Three quarters (78%) of employers are unaware of impending EU driving legislation aimed at decreasing the number of sight related road traffic accidents.
Research commissioned by Specsavers Corporate Eyecare* has revealed that one third of professional drivers have substandard vision. The driving related survey into eyecare policies across 187 UK companies, represented between 295,566 and 448,629 employees.
HR Managers are being urged to review their eyecare policies now as a simultaneous poll of 2,000 UK drivers reveals the extent of the problem of poor vision on our roads: of the respondents that had accidents in the last year 17% were as a result of poor vision or not wearing glasses. Contrary to opticians’ recommendations, one in three had not been for an eye examination in more than two years. A further six per cent said they had not had an eye examination in the last 11 years. Most shocking of all, one in five of those who need to wear glasses behind the wheel admitted they often do not bother to put them on. The survey also revealed that one in ten drivers have had an accident or near miss because they were not wearing their glasses while driving.* *
New legislation covering eyetests for drivers was passed in the EU Parliament in 2006 and is set to be introduced to member states in 2011. The current proposal is that holders of commercial licences will have to have their eyes tested every 5 years, and holders of private licences will be tested every 10 to 15 years. Each member state has until 2013 to translate the directive into national law.

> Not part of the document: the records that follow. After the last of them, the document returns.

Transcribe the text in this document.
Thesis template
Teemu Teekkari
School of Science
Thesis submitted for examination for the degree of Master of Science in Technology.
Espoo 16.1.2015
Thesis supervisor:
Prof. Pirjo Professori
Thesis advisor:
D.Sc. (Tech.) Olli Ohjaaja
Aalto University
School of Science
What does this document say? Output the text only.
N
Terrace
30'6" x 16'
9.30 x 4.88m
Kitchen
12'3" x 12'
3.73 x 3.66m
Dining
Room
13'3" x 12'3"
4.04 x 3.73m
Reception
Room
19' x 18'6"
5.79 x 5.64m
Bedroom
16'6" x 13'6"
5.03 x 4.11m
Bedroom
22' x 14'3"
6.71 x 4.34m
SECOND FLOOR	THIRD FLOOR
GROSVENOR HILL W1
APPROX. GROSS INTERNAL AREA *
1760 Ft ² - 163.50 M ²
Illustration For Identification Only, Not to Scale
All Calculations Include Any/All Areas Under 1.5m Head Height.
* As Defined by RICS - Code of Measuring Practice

Laura Butler, corporate account manager for Specsavers Corporate Eyecare, says: ’It is astounding that more than three quarters of companies have not even heard of this new legislation. We hope to work with HR Managers to ensure that basic eye tests are implemented for everyone who drives in the course of their work. For everyone’s safety, this should be a priority now, regardless of the date when the actual legislation will come into force.’